Sebastian rushed into the the elevator, after parking his car in the residential parking garage of the apartment complex. He jammed his finger into the lobby button when he heard someone shout, WAIT! Sebastian held the door open before they closed.
The woman ran in. She looked at him for a second, then two. "Sebastian?" She asked curiously.
He smiled,"Eva, nice to see you."
"Yeah I haven't see you since New Years," she laughed.
He nodded and waved goodbye once he reached the lobby. He hurried to the lady at the front desk. "Sebastian! Hello, dear. How was your trip?" She greeted kindly.
"Uhh, it was great. Do you know if Autumn is here?" He asked.
"Oh," her face fell and her voice toned down,"she's no longer here. They cleared everything a few days ago."
"What do you mean she's not here? And who's they? Did she move?" Sebastian asked worryingly. He dreaded the answer.
"I'm so sorry Seb, I think you should hear it from her," she voice wavered and she handed him a envelope.
He grabbed it slowly and went up to his apartment. He sat down on his couch, as his fingers hovered over the delicate handwriting. He opened it slowly and pulled out a sheet of lined paper.

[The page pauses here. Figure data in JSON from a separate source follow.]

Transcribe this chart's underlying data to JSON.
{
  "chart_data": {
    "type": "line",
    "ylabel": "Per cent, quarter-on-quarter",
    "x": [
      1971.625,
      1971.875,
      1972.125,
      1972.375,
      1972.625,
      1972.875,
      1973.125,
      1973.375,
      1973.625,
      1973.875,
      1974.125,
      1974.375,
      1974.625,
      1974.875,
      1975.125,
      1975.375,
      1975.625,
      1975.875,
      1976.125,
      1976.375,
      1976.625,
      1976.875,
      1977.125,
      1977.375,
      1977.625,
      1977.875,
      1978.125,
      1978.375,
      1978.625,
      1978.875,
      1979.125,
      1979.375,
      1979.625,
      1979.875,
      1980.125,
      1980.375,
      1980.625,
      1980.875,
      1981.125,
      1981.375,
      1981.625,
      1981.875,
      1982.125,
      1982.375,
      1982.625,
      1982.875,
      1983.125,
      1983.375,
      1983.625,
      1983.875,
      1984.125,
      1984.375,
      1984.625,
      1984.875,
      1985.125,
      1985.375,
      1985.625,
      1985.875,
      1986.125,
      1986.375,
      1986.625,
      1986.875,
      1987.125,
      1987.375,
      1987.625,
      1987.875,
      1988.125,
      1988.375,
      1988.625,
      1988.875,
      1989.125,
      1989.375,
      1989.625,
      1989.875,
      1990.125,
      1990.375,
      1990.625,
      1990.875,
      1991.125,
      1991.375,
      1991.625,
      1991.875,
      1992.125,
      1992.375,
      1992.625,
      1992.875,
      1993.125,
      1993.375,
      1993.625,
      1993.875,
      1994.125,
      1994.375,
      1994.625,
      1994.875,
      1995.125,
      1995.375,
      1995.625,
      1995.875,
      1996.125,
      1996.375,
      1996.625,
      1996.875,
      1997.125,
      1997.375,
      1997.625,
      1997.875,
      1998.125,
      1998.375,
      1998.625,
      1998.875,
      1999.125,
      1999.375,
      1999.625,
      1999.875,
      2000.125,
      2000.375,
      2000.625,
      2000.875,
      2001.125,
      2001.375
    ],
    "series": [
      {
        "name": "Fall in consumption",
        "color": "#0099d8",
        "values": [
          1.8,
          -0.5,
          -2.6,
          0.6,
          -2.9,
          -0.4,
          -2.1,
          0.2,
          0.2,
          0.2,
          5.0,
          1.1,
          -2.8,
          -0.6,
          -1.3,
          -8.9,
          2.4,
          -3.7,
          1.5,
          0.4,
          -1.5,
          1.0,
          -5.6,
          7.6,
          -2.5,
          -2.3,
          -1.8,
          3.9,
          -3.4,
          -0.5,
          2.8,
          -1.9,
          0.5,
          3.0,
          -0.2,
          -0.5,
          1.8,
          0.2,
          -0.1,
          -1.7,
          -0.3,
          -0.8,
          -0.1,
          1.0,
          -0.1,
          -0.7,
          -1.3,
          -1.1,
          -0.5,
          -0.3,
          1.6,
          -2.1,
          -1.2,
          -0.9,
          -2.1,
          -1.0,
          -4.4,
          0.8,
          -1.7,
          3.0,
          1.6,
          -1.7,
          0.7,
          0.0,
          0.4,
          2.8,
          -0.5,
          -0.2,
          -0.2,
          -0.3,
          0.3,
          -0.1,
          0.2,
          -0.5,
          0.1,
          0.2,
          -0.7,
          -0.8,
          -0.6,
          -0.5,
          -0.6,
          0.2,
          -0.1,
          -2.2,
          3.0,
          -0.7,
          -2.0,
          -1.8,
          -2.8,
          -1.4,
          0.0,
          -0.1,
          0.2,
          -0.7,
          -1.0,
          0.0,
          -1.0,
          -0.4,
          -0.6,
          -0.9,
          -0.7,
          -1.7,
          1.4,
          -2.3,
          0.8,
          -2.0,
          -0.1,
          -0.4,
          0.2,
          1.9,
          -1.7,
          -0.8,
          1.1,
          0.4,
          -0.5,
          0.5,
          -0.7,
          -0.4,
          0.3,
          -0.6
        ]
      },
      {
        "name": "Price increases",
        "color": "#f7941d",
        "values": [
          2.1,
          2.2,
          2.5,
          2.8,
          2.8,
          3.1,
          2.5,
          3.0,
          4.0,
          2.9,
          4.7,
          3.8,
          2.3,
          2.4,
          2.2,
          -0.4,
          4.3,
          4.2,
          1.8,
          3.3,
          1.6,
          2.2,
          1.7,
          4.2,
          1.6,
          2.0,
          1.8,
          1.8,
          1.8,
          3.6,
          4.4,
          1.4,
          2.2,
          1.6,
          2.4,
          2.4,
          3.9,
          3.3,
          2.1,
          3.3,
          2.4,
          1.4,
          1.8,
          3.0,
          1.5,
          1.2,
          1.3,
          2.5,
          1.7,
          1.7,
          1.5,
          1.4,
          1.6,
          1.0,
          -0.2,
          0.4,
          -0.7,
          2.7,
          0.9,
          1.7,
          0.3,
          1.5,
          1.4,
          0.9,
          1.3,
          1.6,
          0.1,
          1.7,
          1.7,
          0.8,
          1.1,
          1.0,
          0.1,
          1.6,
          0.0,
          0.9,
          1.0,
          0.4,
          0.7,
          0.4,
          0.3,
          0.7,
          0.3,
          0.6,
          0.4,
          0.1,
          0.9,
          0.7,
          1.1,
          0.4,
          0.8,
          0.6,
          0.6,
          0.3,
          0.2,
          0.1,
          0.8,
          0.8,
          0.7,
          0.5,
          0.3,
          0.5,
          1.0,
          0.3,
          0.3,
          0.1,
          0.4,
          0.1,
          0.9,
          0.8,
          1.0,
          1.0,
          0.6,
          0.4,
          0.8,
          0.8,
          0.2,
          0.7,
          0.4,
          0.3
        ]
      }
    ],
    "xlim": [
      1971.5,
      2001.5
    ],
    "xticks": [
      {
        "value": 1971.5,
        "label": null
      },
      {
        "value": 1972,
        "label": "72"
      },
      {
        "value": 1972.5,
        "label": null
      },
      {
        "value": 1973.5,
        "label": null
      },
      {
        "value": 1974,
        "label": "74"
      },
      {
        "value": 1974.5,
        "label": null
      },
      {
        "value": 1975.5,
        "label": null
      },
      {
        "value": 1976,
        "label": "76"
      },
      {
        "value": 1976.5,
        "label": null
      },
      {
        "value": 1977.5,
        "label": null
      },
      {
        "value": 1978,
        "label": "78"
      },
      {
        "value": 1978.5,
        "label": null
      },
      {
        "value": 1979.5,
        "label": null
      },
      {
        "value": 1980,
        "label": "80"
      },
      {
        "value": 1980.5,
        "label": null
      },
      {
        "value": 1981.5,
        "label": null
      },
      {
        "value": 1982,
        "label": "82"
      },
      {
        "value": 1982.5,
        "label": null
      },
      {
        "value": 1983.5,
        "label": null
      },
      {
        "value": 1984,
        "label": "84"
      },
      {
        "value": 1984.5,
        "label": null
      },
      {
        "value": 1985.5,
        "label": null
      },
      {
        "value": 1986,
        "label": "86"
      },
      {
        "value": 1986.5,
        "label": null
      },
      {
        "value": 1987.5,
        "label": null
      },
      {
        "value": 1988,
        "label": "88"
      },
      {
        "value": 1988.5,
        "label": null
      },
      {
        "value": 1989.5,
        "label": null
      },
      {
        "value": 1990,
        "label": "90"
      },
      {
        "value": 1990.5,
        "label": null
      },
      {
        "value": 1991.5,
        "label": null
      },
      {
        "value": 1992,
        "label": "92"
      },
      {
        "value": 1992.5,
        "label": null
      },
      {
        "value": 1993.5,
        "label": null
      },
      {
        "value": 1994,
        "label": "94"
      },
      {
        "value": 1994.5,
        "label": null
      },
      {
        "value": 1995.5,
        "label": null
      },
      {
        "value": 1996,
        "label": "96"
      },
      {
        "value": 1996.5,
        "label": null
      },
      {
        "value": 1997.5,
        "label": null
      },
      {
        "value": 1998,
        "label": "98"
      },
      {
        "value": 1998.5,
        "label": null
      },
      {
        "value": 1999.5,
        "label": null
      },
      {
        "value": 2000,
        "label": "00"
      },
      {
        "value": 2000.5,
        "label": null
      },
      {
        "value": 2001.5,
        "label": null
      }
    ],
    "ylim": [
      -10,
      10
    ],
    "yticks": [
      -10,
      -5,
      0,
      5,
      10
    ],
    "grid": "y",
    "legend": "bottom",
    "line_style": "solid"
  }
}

I waited. Maybe I waited too long. Maybe I was expecting too much. Maybe I was wasting your time and that's why you left in the first place. I wait for you to send me mail. I check the box everyday, but there's nothing. Sometimes I would think that your letters got lost or misplaced. I'd ask the post office, but the answer was always no. Did you even write me letters? Did you even care? Or was I just nothing? For some time, part of me believed that you would come back. That you would be with me again. I'd know your scent again. But there was that doubt. It was right. You wouldn't come back. You were sick of me being sick of life. I drained your energy and I regret it. I keep thinking back to that day, that day in May. You saved my life and I saved yours. Sometimes it occurs to me, what if you hadn't been there? I would've been splattered all over the streets of New York. What would you have done? Hell, you'd probably be like everyone else. You'd say it was a shame. I know. I'm glad you saved me. I'm glad I fell in love with you. I'm so grateful for you Sebastian, but I shouldn't be with you. In your life, I mean. So I'm doing this out of my own choice. It's for a good reason. This is my last letter to anyone ever. For I will be entering the gates of Heaven. Continue to live Mr. Krabs. I love you dearly.